2. Weeks 4–5: Assignment#2
   • Due Date is Wednesday December 05, 2018 at 1159 hours CET (announced in class on November 28, 2018)
   • Submit .ipynb notebooks: 04, 05, 06, 07 and 08.
3. Weeks 6–7: Assignment#3
   • Due Date is January 06, 2019 at 2359 hours CET (announced in class on December 11, 2018)
   • Submit .ipynb notebooks: 09, 10, 11 and 12.

Hand-written Exercises

Generally, such exercises should be tried by yourself or with your mates. They need not be submitted. You can ask about them in class if you are stuck interpreting or solving them. These exercises are invaluable to pass the final exam of the course.

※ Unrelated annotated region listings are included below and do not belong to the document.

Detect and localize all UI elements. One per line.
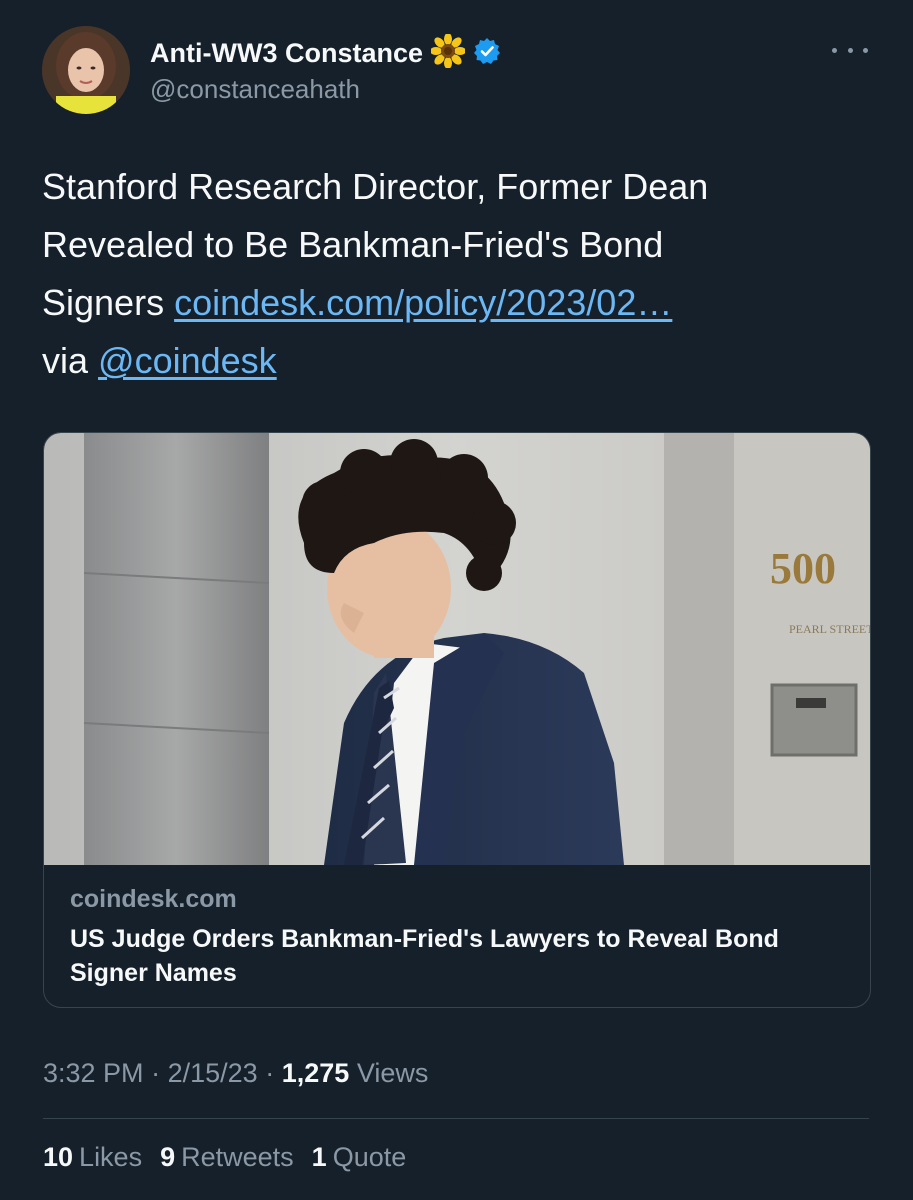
quotes-stat[interactable]: 1 Quote	[312, 1142, 407, 1173]
likes-stat[interactable]: 10 Likes	[43, 1142, 142, 1173]
card-domain: coindesk.com	[70, 885, 237, 913]
views-label: Views	[356, 1058, 429, 1088]
tweet-text: Stanford Research Director, Former Dean …	[42, 158, 872, 390]
retweets-label: Retweets	[181, 1142, 294, 1172]
article-link[interactable]: coindesk.com/policy/2023/02…	[174, 282, 672, 323]
likes-count: 10	[43, 1142, 74, 1172]
tweet-timestamp-row: 3:32 PM · 2/15/23 · 1,275 Views	[43, 1058, 428, 1089]
card-title[interactable]: US Judge Orders Bankman-Fried's Lawyers …	[70, 922, 840, 990]
tweet-text-segment: Signers	[42, 282, 165, 323]
sunflower-icon	[430, 33, 466, 73]
building-street-sign: PEARL STREET	[789, 622, 870, 636]
building-number-sign: 500	[770, 544, 836, 593]
mention-link[interactable]: @coindesk	[98, 340, 277, 381]
separator: ·	[265, 1058, 275, 1088]
verified-badge-icon[interactable]	[473, 37, 501, 70]
more-options-icon[interactable]	[832, 38, 868, 62]
tweet-time[interactable]: 3:32 PM	[43, 1058, 144, 1088]
card-image: 500 PEARL STREET	[44, 433, 870, 865]
tweet-text-line: Stanford Research Director, Former Dean	[42, 166, 709, 207]
divider	[43, 1118, 869, 1119]
quotes-label: Quote	[332, 1142, 407, 1172]
retweets-stat[interactable]: 9 Retweets	[160, 1142, 294, 1173]
tweet-text-line: Revealed to Be Bankman-Fried's Bond	[42, 224, 664, 265]
views-count: 1,275	[281, 1058, 350, 1088]
tweet-text-line: via @coindesk	[42, 332, 872, 390]
card-meta: coindesk.com US Judge Orders Bankman-Fri…	[70, 885, 840, 990]
tweet-text-segment: via	[42, 340, 89, 381]
tweet-text-line: Signers coindesk.com/policy/2023/02…	[42, 274, 872, 332]
separator: ·	[151, 1058, 161, 1088]
author-handle[interactable]: @constanceahath	[150, 74, 360, 105]
likes-label: Likes	[79, 1142, 143, 1172]
avatar[interactable]	[42, 26, 130, 114]
author-name-row: Anti-WW3 Constance	[150, 33, 501, 73]
author-display-name[interactable]: Anti-WW3 Constance	[150, 38, 423, 69]
engagement-stats: 10 Likes 9 Retweets 1 Quote	[43, 1142, 406, 1173]
tweet-date[interactable]: 2/15/23	[168, 1058, 258, 1088]
retweets-count: 9	[160, 1142, 176, 1172]
link-preview-card[interactable]: 500 PEARL STREET coindesk.com US Judge O…	[43, 432, 871, 1008]
quotes-count: 1	[311, 1142, 327, 1172]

1. Weeks 1–3: Review of Probability and Introduction to Point Estimators
   • Do Exercises in CSEBook.pdf: Ex. 6.11, 6.12, 6.14, 6.16, 6.17, 6.18, 6.19 in Chapter 6, pages 129-130.
   • Give a proof of the LLN that was required in the complete proof of the claim that (asymptotic) consistency of the estimator given by the sample mean of the product Bernoulli experiment “follows” from the (Weak) Law of Large Numbers or LLN.
   • Four problems were assigned during black-board lecture (see page 16 and 15 of scribed/arch/soFar.pdf). (NOTE: Problem 1 of 4 is the same as that in previous item.)

Software

We will use SageMath locally during face-to-face interactions. You may also collaborate in COCALC remotely. All needed programming basics will be introduced as needed.

Supplementary Book:

• Mathematical Computations with SageMath

Prepare your laptop

• Follow the download and installation instructions for your Operating System from the following URL:
  • http://www.sagemath.org/download.html
• To test that you have installed correctly do the following:

1. On a Mac OS X or Unix/Linux system, say you installed sage in a directory inside your home directory called ~/all/software/sage/, then you can see if the following command launches a Jupyter notebook server successfully:

$ ~/all/software/sage/SageMath/sage -n jupyter

1. Those with Windows should follow the instructions in the following URL and test that the jupyter notebook server launches successfully:
   • https://wiki.sagemath.org/SageWindows

Sample Exam

Prepare with this sample exam.

Go over the notes scribed on the black-board and work through examples done and homework assigned in class.